As with many other dictators, Ayatollah Khamenei’s decisions are celebrated and praised by opportunists in the administration and the parliament. Many talk about the advantages of a bigger population and belittle efforts for population control. These programs are even described as a Western plot to restrict Muslim (in some rhetoric, specifically Shiite) world population. Though most officials who use this language are too sly to believe the party line, such cynical accommodation is a trend with precedent in the political culture of Iran and other totalitarian states.
Since vasectomy and tubal ligation have been eradicated from public health services along with the promotion of contraception and birth control, short-term consequences have been dramatic.

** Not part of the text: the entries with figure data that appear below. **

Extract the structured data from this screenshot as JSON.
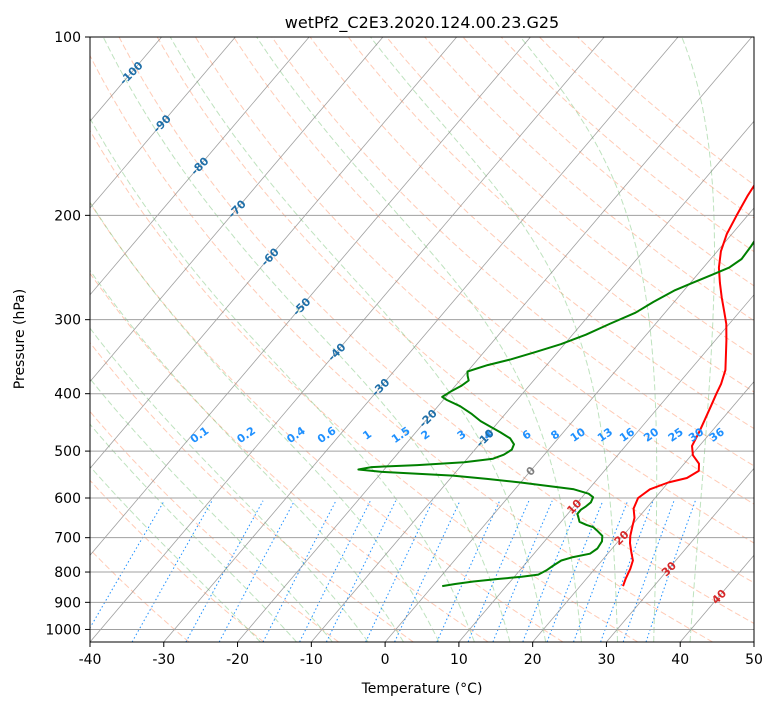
{
  "chart_data": {
    "type": "line",
    "title": "wetPf2_C2E3.2020.124.00.23.G25",
    "xlabel": "Temperature (°C)",
    "ylabel": "Pressure (hPa)",
    "xlim": [
      -40,
      50
    ],
    "ylim": [
      1050,
      100
    ],
    "y_scale": "log",
    "x_ticks": [
      -40,
      -30,
      -20,
      -10,
      0,
      10,
      20,
      30,
      40,
      50
    ],
    "y_ticks": [
      100,
      200,
      300,
      400,
      500,
      600,
      700,
      800,
      900,
      1000
    ],
    "grid": true,
    "series": [
      {
        "role": "temperature",
        "color": "#ff0000",
        "points": [
          [
            25.8,
            845
          ],
          [
            25.3,
            820
          ],
          [
            24.8,
            790
          ],
          [
            24.2,
            765
          ],
          [
            23.0,
            740
          ],
          [
            21.8,
            715
          ],
          [
            21.0,
            695
          ],
          [
            20.2,
            670
          ],
          [
            19.5,
            648
          ],
          [
            18.3,
            625
          ],
          [
            17.7,
            600
          ],
          [
            18.3,
            580
          ],
          [
            20.0,
            565
          ],
          [
            22.0,
            555
          ],
          [
            22.8,
            540
          ],
          [
            22.0,
            525
          ],
          [
            20.2,
            508
          ],
          [
            19.0,
            490
          ],
          [
            18.4,
            465
          ],
          [
            17.8,
            445
          ],
          [
            17.0,
            420
          ],
          [
            16.3,
            400
          ],
          [
            15.8,
            385
          ],
          [
            14.8,
            365
          ],
          [
            13.2,
            345
          ],
          [
            11.5,
            325
          ],
          [
            9.6,
            305
          ],
          [
            7.8,
            290
          ],
          [
            5.9,
            275
          ],
          [
            4.0,
            260
          ],
          [
            2.1,
            245
          ],
          [
            0.5,
            230
          ],
          [
            -0.7,
            215
          ],
          [
            -1.5,
            200
          ],
          [
            -2.3,
            185
          ],
          [
            -2.9,
            170
          ],
          [
            -3.5,
            155
          ],
          [
            -3.8,
            145
          ],
          [
            -3.7,
            135
          ],
          [
            -3.1,
            127
          ],
          [
            -2.3,
            121
          ],
          [
            -1.4,
            117
          ],
          [
            -0.6,
            113
          ],
          [
            0.2,
            109
          ],
          [
            1.3,
            105
          ],
          [
            2.3,
            102
          ],
          [
            3.0,
            100
          ]
        ]
      },
      {
        "role": "dewpoint",
        "color": "#008000",
        "points": [
          [
            1.3,
            845
          ],
          [
            2.8,
            838
          ],
          [
            5.0,
            830
          ],
          [
            8.0,
            822
          ],
          [
            11.0,
            815
          ],
          [
            13.0,
            808
          ],
          [
            13.6,
            795
          ],
          [
            14.0,
            780
          ],
          [
            14.5,
            765
          ],
          [
            15.7,
            755
          ],
          [
            17.6,
            745
          ],
          [
            18.0,
            730
          ],
          [
            17.8,
            710
          ],
          [
            17.2,
            695
          ],
          [
            15.8,
            680
          ],
          [
            15.0,
            672
          ],
          [
            13.8,
            666
          ],
          [
            12.5,
            658
          ],
          [
            11.9,
            648
          ],
          [
            11.3,
            638
          ],
          [
            11.3,
            628
          ],
          [
            11.6,
            620
          ],
          [
            11.8,
            610
          ],
          [
            11.5,
            598
          ],
          [
            10.5,
            590
          ],
          [
            8.0,
            580
          ],
          [
            0.0,
            565
          ],
          [
            -5.0,
            557
          ],
          [
            -10.0,
            550
          ],
          [
            -20.0,
            542
          ],
          [
            -23.5,
            537
          ],
          [
            -22.0,
            532
          ],
          [
            -16.0,
            528
          ],
          [
            -10.0,
            522
          ],
          [
            -6.5,
            515
          ],
          [
            -5.5,
            507
          ],
          [
            -5.0,
            497
          ],
          [
            -5.3,
            487
          ],
          [
            -6.5,
            476
          ],
          [
            -8.5,
            465
          ],
          [
            -10.5,
            455
          ],
          [
            -12.5,
            445
          ],
          [
            -14.5,
            433
          ],
          [
            -17.0,
            420
          ],
          [
            -19.5,
            410
          ],
          [
            -20.5,
            405
          ],
          [
            -20.0,
            397
          ],
          [
            -19.2,
            388
          ],
          [
            -18.8,
            380
          ],
          [
            -19.5,
            373
          ],
          [
            -20.0,
            367
          ],
          [
            -18.0,
            358
          ],
          [
            -15.5,
            350
          ],
          [
            -13.0,
            340
          ],
          [
            -10.5,
            330
          ],
          [
            -8.2,
            318
          ],
          [
            -6.2,
            305
          ],
          [
            -4.0,
            292
          ],
          [
            -2.8,
            280
          ],
          [
            -1.3,
            268
          ],
          [
            0.3,
            260
          ],
          [
            2.0,
            252
          ],
          [
            3.5,
            245
          ],
          [
            4.2,
            237
          ],
          [
            4.0,
            225
          ],
          [
            3.5,
            210
          ],
          [
            2.4,
            198
          ],
          [
            1.0,
            185
          ],
          [
            -1.0,
            170
          ],
          [
            -2.7,
            160
          ],
          [
            -3.5,
            152
          ],
          [
            -3.0,
            143
          ],
          [
            -2.5,
            135
          ],
          [
            -2.2,
            127
          ],
          [
            -1.8,
            120
          ],
          [
            -1.0,
            115
          ],
          [
            0.5,
            110
          ],
          [
            1.8,
            106
          ],
          [
            2.8,
            103
          ],
          [
            3.6,
            100
          ]
        ]
      }
    ],
    "mixing_ratio_labels": [
      "0.1",
      "0.2",
      "0.4",
      "0.6",
      "1",
      "1.5",
      "2",
      "3",
      "4",
      "6",
      "8",
      "10",
      "13",
      "16",
      "20",
      "25",
      "30",
      "36"
    ],
    "mixing_ratio_values": [
      0.1,
      0.2,
      0.4,
      0.6,
      1,
      1.5,
      2,
      3,
      4,
      6,
      8,
      10,
      13,
      16,
      20,
      25,
      30,
      36
    ],
    "mixing_ratio_label_pressure": 475,
    "mixing_ratio_color": "#1e90ff",
    "isotherm_labels": [
      "-100",
      "-90",
      "-80",
      "-70",
      "-60",
      "-50",
      "-40",
      "-30",
      "-20",
      "-10",
      "0",
      "10",
      "20",
      "30",
      "40"
    ],
    "isotherm_values": [
      -100,
      -90,
      -80,
      -70,
      -60,
      -50,
      -40,
      -30,
      -20,
      -10,
      0,
      10,
      20,
      30,
      40
    ],
    "isotherm_label_pressures": [
      115,
      140,
      165,
      195,
      235,
      285,
      340,
      390,
      440,
      475,
      540,
      620,
      700,
      790,
      880
    ],
    "isotherm_label_colors": [
      "#1f6fa8",
      "#1f6fa8",
      "#1f6fa8",
      "#1f6fa8",
      "#1f6fa8",
      "#1f6fa8",
      "#1f6fa8",
      "#1f6fa8",
      "#1f6fa8",
      "#1f6fa8",
      "#808080",
      "#d62728",
      "#d62728",
      "#d62728",
      "#d62728"
    ],
    "dry_adiabat_color": "#ffa07a",
    "moist_adiabat_color": "#6fbf6f",
    "skew_isotherm_color": "#808080",
    "isobar_color": "#a0a0a0"
  }
}
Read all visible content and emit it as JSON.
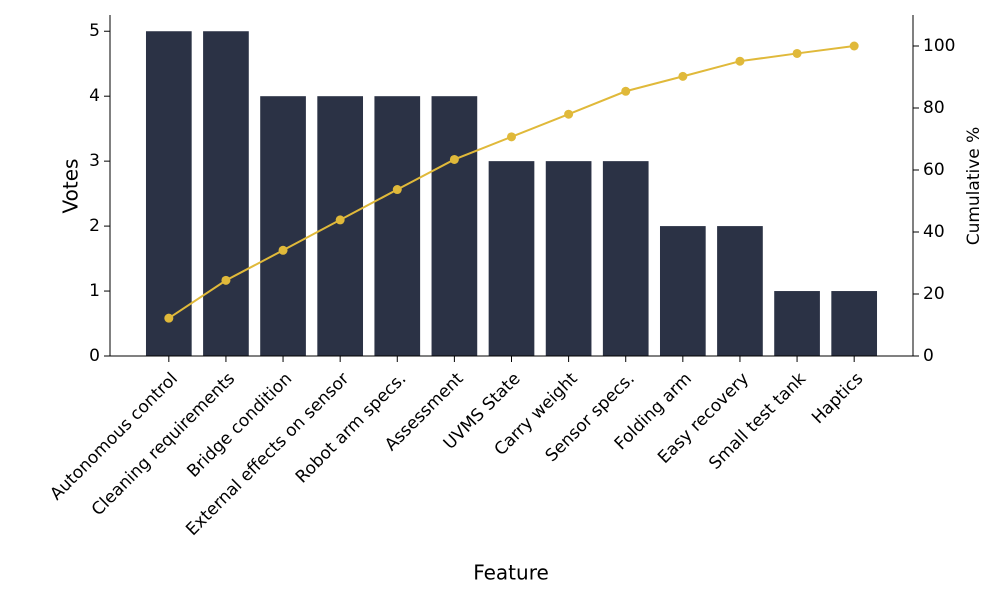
{
  "chart_data": {
    "type": "pareto",
    "x_label": "Feature",
    "y_label": "Votes",
    "y2_label": "Cumulative %",
    "categories": [
      "Autonomous control",
      "Cleaning requirements",
      "Bridge condition",
      "External effects on sensor",
      "Robot arm specs.",
      "Assessment",
      "UVMS State",
      "Carry weight",
      "Sensor specs.",
      "Folding arm",
      "Easy recovery",
      "Small test tank",
      "Haptics"
    ],
    "series": [
      {
        "name": "Votes",
        "type": "bar",
        "color": "#2b3245",
        "values": [
          5,
          5,
          4,
          4,
          4,
          4,
          3,
          3,
          3,
          2,
          2,
          1,
          1
        ]
      },
      {
        "name": "Cumulative %",
        "type": "line",
        "axis": "y2",
        "color": "#e0b93a",
        "values": [
          12.2,
          24.4,
          34.1,
          43.9,
          53.7,
          63.4,
          70.7,
          78.0,
          85.4,
          90.2,
          95.1,
          97.6,
          100
        ]
      }
    ],
    "ylim": [
      0,
      5.25
    ],
    "yticks": [
      0,
      1,
      2,
      3,
      4,
      5
    ],
    "y2lim": [
      0,
      110
    ],
    "y2ticks": [
      0,
      20,
      40,
      60,
      80,
      100
    ]
  }
}
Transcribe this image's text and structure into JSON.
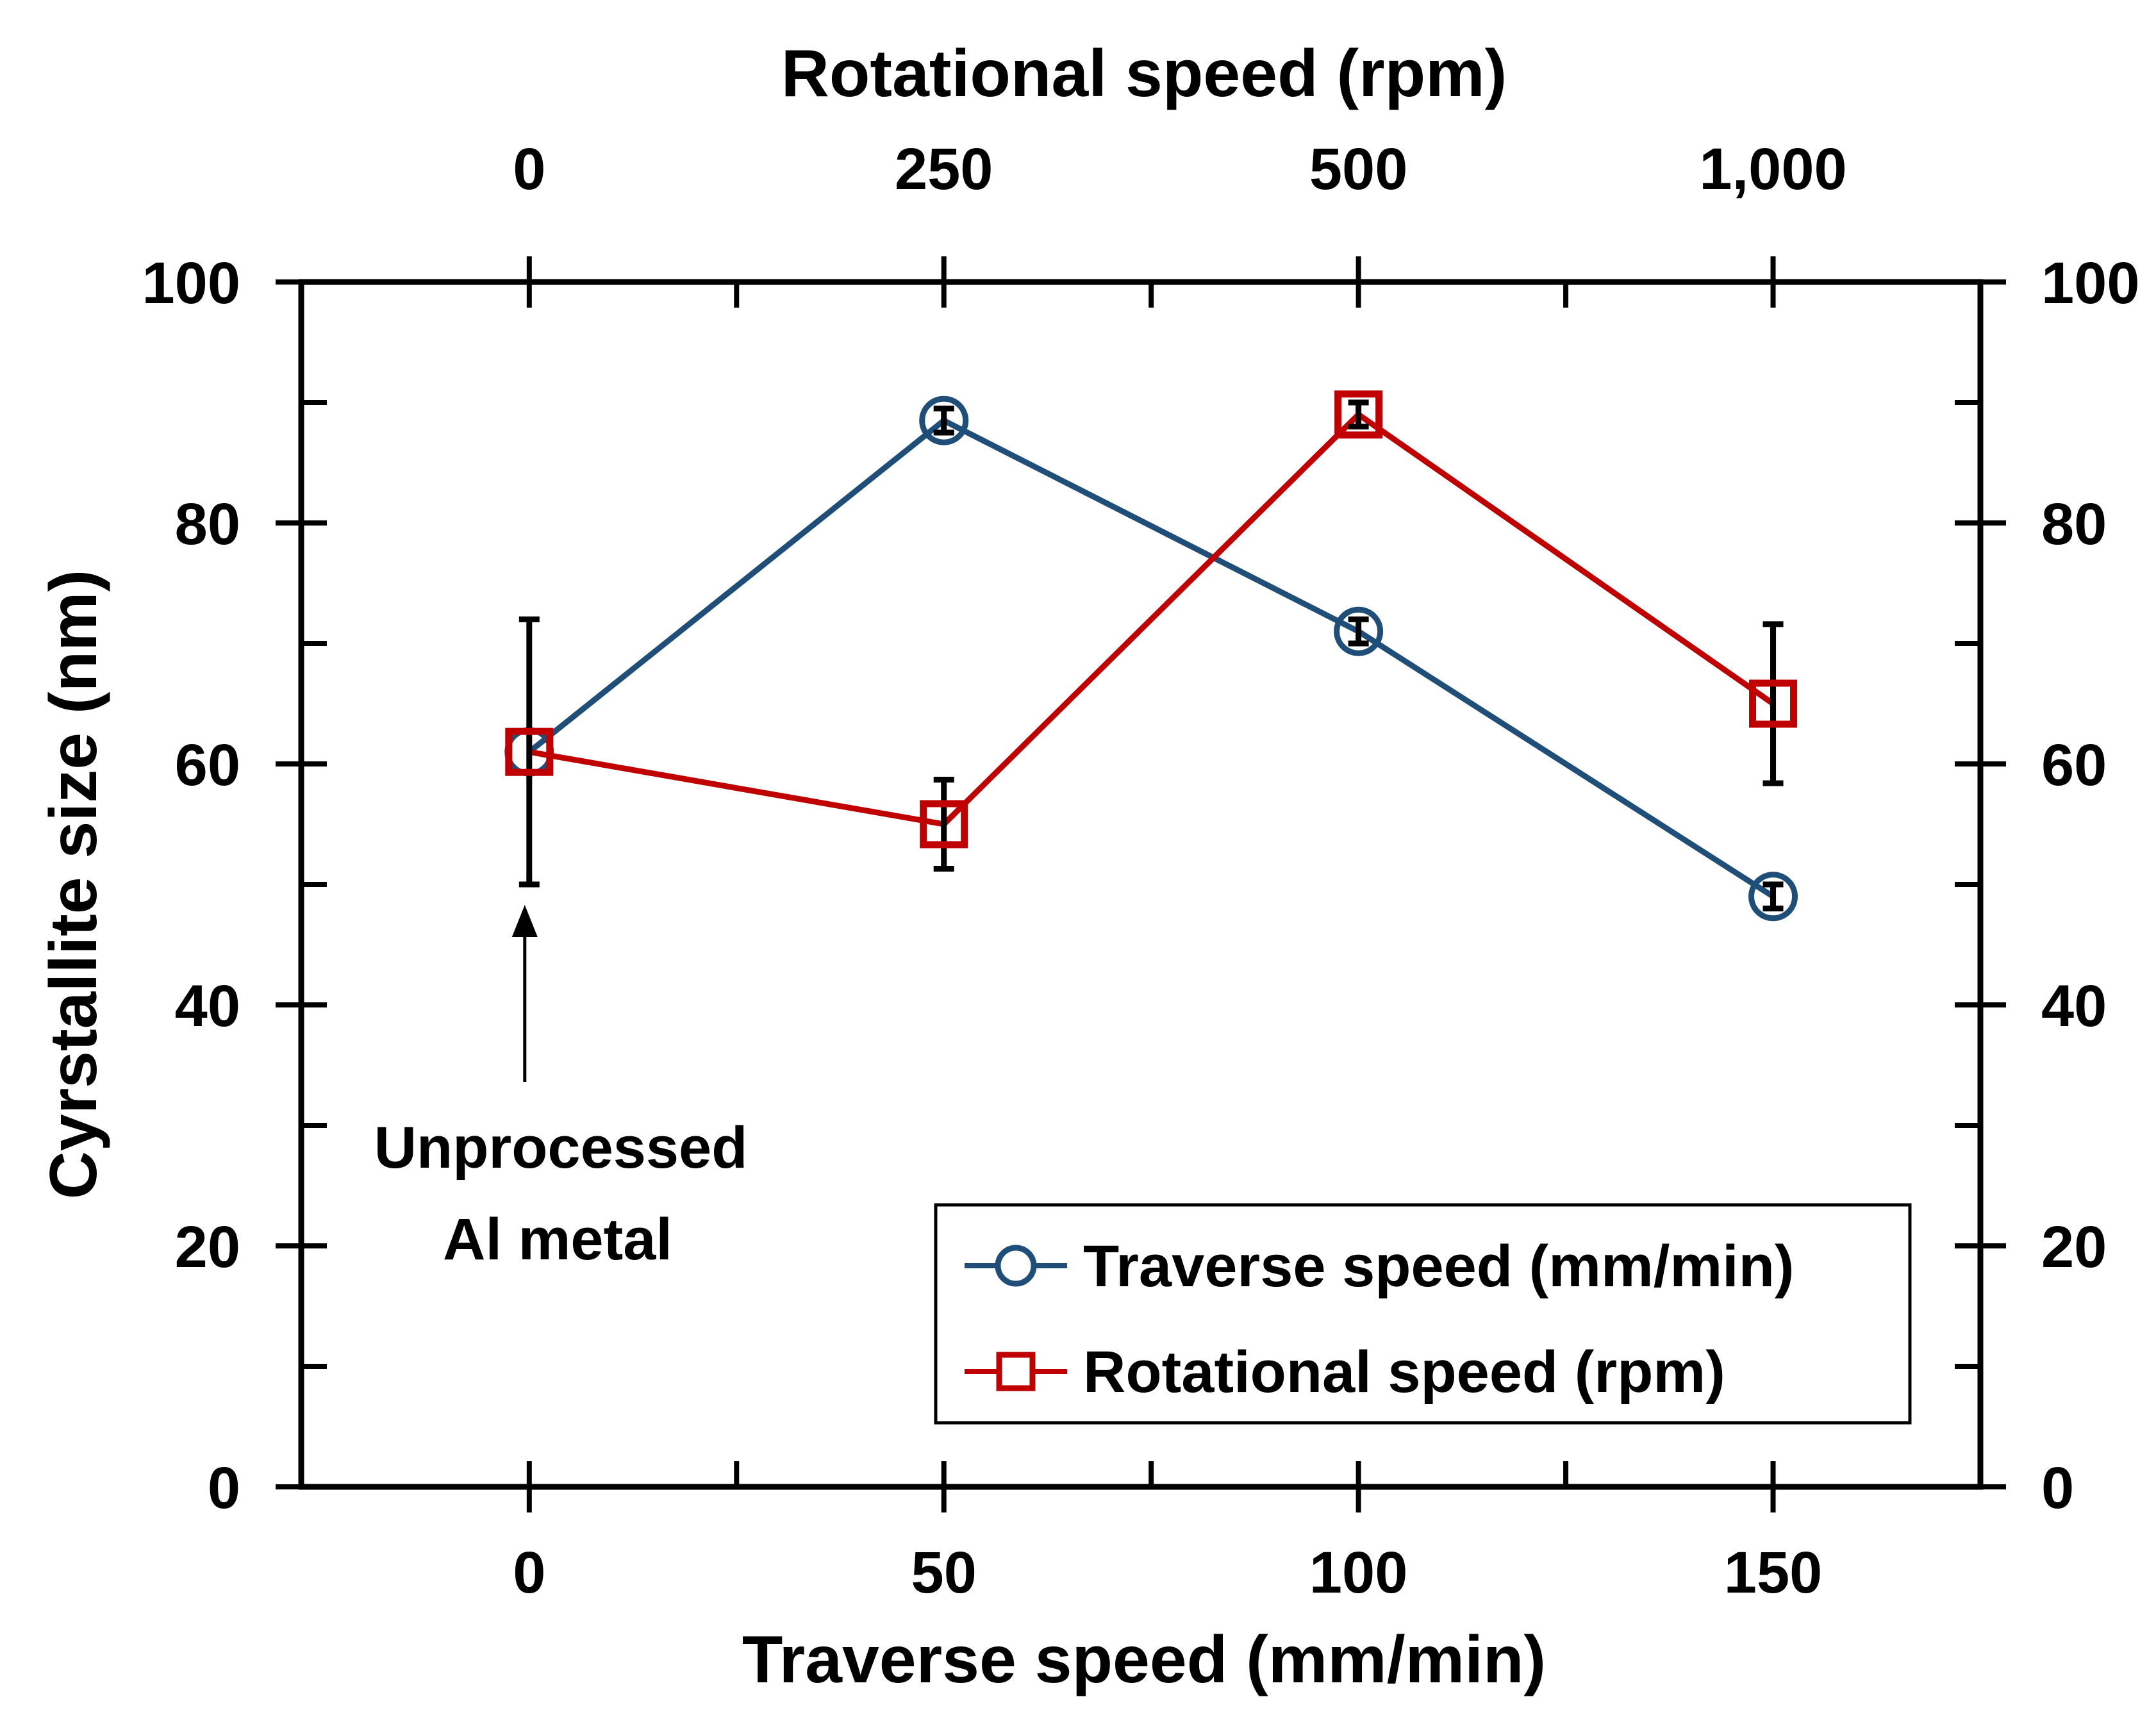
{
  "chart_data": {
    "type": "line",
    "title": "",
    "xlabel": "Traverse speed (mm/min)",
    "x2label": "Rotational speed (rpm)",
    "ylabel": "Cyrstallite size (nm)",
    "xlim": [
      -27.5,
      175
    ],
    "ylim": [
      0,
      100
    ],
    "x_ticks": [
      0,
      50,
      100,
      150
    ],
    "x_tick_labels": [
      "0",
      "50",
      "100",
      "150"
    ],
    "x_minor_ticks": [
      25,
      75,
      125,
      175
    ],
    "x2_tick_labels": [
      "0",
      "250",
      "500",
      "1,000"
    ],
    "y_ticks": [
      0,
      20,
      40,
      60,
      80,
      100
    ],
    "y_tick_labels": [
      "0",
      "20",
      "40",
      "60",
      "80",
      "100"
    ],
    "y_minor_ticks": [
      10,
      30,
      50,
      70,
      90
    ],
    "y2_tick_labels": [
      "0",
      "20",
      "40",
      "60",
      "80",
      "100"
    ],
    "series": [
      {
        "name": "Traverse speed (mm/min)",
        "color": "#1f4e79",
        "marker": "circle",
        "x": [
          0,
          50,
          100,
          150
        ],
        "values": [
          61,
          88.5,
          71,
          49
        ],
        "error": [
          0,
          1,
          1,
          1
        ]
      },
      {
        "name": "Rotational speed (rpm)",
        "color": "#c00000",
        "marker": "square",
        "x": [
          0,
          50,
          100,
          150
        ],
        "values": [
          61,
          55,
          89,
          65
        ],
        "error": [
          11,
          3.7,
          1,
          6.6
        ]
      }
    ],
    "legend": {
      "position": "bottom-right"
    },
    "annotation": {
      "lines": [
        "Unprocessed",
        "Al metal"
      ],
      "x": 0
    }
  }
}
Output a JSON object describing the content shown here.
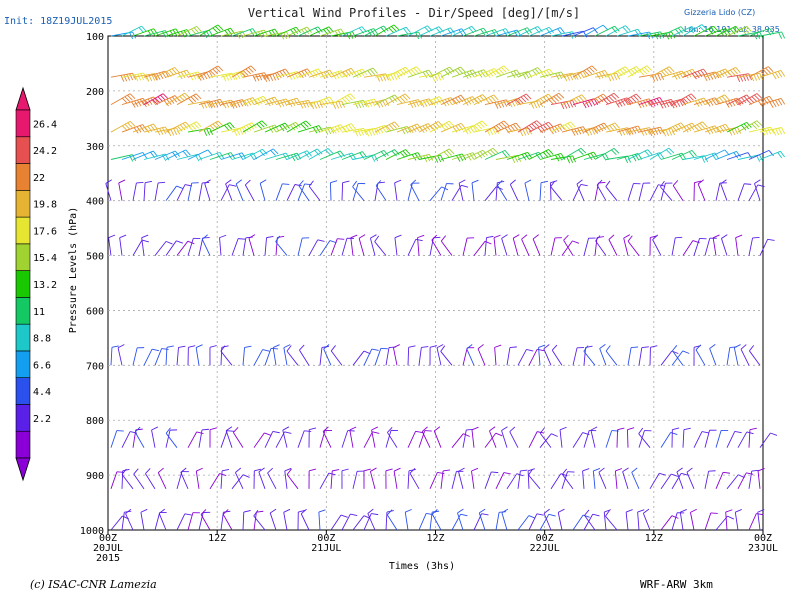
{
  "header": {
    "title": "Vertical Wind Profiles - Dir/Speed [deg]/[m/s]",
    "init": "Init: 18Z19JUL2015",
    "location_name": "Gizzeria Lido (CZ)",
    "location_coords": "Lon: 16.191 Lat: 38.935"
  },
  "footer": {
    "credit": "(c) ISAC-CNR Lamezia",
    "model": "WRF-ARW 3km"
  },
  "colors": {
    "palette": [
      "#8b00d6",
      "#5a20e8",
      "#2a50ee",
      "#149ef0",
      "#1ec8c8",
      "#14c864",
      "#19c800",
      "#a0d232",
      "#e6e632",
      "#e6b432",
      "#e68232",
      "#e65050",
      "#e6196e"
    ]
  },
  "chart_data": {
    "type": "wind-barb",
    "title": "Vertical Wind Profiles - Dir/Speed [deg]/[m/s]",
    "xlabel": "Times (3hs)",
    "ylabel": "Pressure Levels (hPa)",
    "ylim": [
      1000,
      100
    ],
    "y_ticks": [
      "100",
      "200",
      "300",
      "400",
      "500",
      "600",
      "700",
      "800",
      "900",
      "1000"
    ],
    "x_ticks": [
      {
        "line1": "00Z",
        "line2": "20JUL",
        "line3": "2015"
      },
      {
        "line1": "12Z",
        "line2": "",
        "line3": ""
      },
      {
        "line1": "00Z",
        "line2": "21JUL",
        "line3": ""
      },
      {
        "line1": "12Z",
        "line2": "",
        "line3": ""
      },
      {
        "line1": "00Z",
        "line2": "22JUL",
        "line3": ""
      },
      {
        "line1": "12Z",
        "line2": "",
        "line3": ""
      },
      {
        "line1": "00Z",
        "line2": "23JUL",
        "line3": ""
      }
    ],
    "grid": true,
    "colorbar": {
      "label_values": [
        "26.4",
        "24.2",
        "22",
        "19.8",
        "17.6",
        "15.4",
        "13.2",
        "11",
        "8.8",
        "6.6",
        "4.4",
        "2.2"
      ],
      "units": "m/s"
    },
    "levels_hpa": [
      100,
      175,
      225,
      275,
      325,
      400,
      500,
      700,
      850,
      925,
      1000
    ],
    "mean_speed_ms": [
      11.5,
      19.5,
      21.5,
      19.5,
      11.5,
      4.0,
      2.5,
      4.0,
      2.5,
      2.5,
      3.5
    ]
  }
}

Fatemeh Daneshvar, a member of the Tehran city council, has stated that the birth rate of homeless people has increased by a factor of 15 — from a monthly rate of three to four cases to almost 60 births — although she does not clarify the time period in which this growth took place.
Despite the government’s aggressive rhetoric, Iranian middle-class citizens are not interested in such demographic engineering. According to published statistics, this year’s rate of population growth (1.2 percent) is even lower than last year’s. Reasons for the decline are paralleled in other parts of the world: delayed marriage, urbanization, limited housing space in the big cities where the bulk of the population is concentrated, high cost of living, and the expectation that women contribute equally to the work force.
A comparative look at other totalitarian societies and some educated guessing (made necessary by the fact that demographic information is often hard to obtain in such countries) might suggest some precedent for these trends.
Mr. Khamenei is anxious to prove Iran’s regional hegemony, and from this view, demonstrating national dominance in population is much more important than the health of the economy. Given that the population trends in two other totalitarian societies, North Korea and Cuba, have similarly dwindled, the supreme leader finds it rational to encourage fertility. A more aggressive Iranian regional (if not global) strategy in the near term might prove emulation of the policies that North Korea adopted in the ‘80s (note that little data exists on the insular nation’s population trends) more rational than it first appears.
It is hard to deny that totalitarian states view population declines as matters of national security, since their state apparatuses are always in a semi-military state. In Iran, whether or not such policies will be efficacious is a question that must be left to the future. After all, it is the people in general who must buy these official political lines if they are to have any effect — in Iran’s case, the very people who find wisdom in the old Persian saying: “The government treats people like artillery treats flesh.”